Establish Shared Values
We encourage managers to take the time to learn about the person across the table and begin forming a foundation centered around who they are and what is important to them, rather than on if they like the strategy and are ready to allocate capital. Enter the first meeting with the sole intention of establishing shared values and philosophy, allowing you to set the stage for a relationship that will carry on for years. When a manager takes the time to establish trust with investors, the result will be far better than achieving the AUM goal; they will create a long-term relationship that will continue to harvest mutual benefits.
The more time we spend serving relationship-driven channels, the more we learn about the benefit of having an LP base of long-term, sustainable relationships. These involve developing a value-based relationship with the investor. Investors communicate amongst themselves and often see and review hundreds of investment opportunities. So, when a manager offers more than a ride through their pitch deck, they have the chance to build relationships with a strong network of investors. Staying away from the details of the fund in the initial meetings demonstrates to an investor that a manager’s interest lies not in the funds they can allocate, but the long-term goals they can achieve together.

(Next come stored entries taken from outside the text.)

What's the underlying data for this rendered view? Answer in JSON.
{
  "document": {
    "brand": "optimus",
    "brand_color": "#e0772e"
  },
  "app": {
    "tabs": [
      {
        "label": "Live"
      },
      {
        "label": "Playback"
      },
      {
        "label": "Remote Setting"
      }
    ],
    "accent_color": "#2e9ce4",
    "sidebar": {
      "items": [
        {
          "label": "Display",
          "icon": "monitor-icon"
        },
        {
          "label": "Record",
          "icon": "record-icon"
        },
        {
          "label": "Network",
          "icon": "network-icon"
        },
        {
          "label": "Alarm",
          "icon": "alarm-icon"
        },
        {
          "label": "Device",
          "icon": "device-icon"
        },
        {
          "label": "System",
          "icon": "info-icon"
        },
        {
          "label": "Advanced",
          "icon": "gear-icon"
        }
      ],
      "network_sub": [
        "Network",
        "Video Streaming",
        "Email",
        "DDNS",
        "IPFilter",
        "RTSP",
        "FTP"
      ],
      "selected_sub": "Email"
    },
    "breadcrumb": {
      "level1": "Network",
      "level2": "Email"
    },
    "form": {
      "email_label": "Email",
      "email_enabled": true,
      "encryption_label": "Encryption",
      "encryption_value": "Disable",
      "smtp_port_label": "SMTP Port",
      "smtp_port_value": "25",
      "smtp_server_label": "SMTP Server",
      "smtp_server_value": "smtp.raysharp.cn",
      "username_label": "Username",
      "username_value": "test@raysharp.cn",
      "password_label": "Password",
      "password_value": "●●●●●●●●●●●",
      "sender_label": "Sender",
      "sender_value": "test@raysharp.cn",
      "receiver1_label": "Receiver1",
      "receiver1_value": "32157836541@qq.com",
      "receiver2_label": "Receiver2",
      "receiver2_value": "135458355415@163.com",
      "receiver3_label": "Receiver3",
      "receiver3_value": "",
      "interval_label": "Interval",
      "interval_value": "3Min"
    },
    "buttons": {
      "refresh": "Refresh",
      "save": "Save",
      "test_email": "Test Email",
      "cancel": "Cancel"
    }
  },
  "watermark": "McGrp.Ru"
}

Our Take on LP Relationships:
- It’s a small world. Investors talk to each other and compare notes. While those that choose to allocate will speak highly of you and the fund, don’t forget that those who decline the opportunity will also form an opinion and are even more likely to share that view with others;
- As a successful fund manager, it won’t be long before Fund II is launched. Relationships established during your first fundraising effort, whether they invested or not, are the perfect starting point for Fund II conversations. Managers need to manage relationships with the idea that those investors who passed on Fund I are the most likely source of new investors for Fund II;
- Building an LP base of respected and valued investors may take more time, but will prove to be of much more value to the long-term fundraising prospects of the firm.
At the end of the day, we are all in the people business. A $10 billion fund manager once explained that the variance between the good and bad performers (not including outliers) in their sector was never greater than 200 bps. Because of this, the manager recognized early on that the real differentiator is the quality of the firm’s relationships with LPs. Their peers struggled to raise subsequent funds, even with superior performance, while they continued to hit their target raise amounts in shorter and shorter timeframes.
Don’t underestimate the value of your conversations. Our advice is twofold: 1) LPs don’t care what you know until they know that you care, and 2) Nothing else matters until trust and credibility are established. While there are many ways to construct an LP base, founding a strong one is only possible after building rapport. Investing the time and energy in showing the LP community you care can be the difference between good and great in an industry where it is hard to differentiate.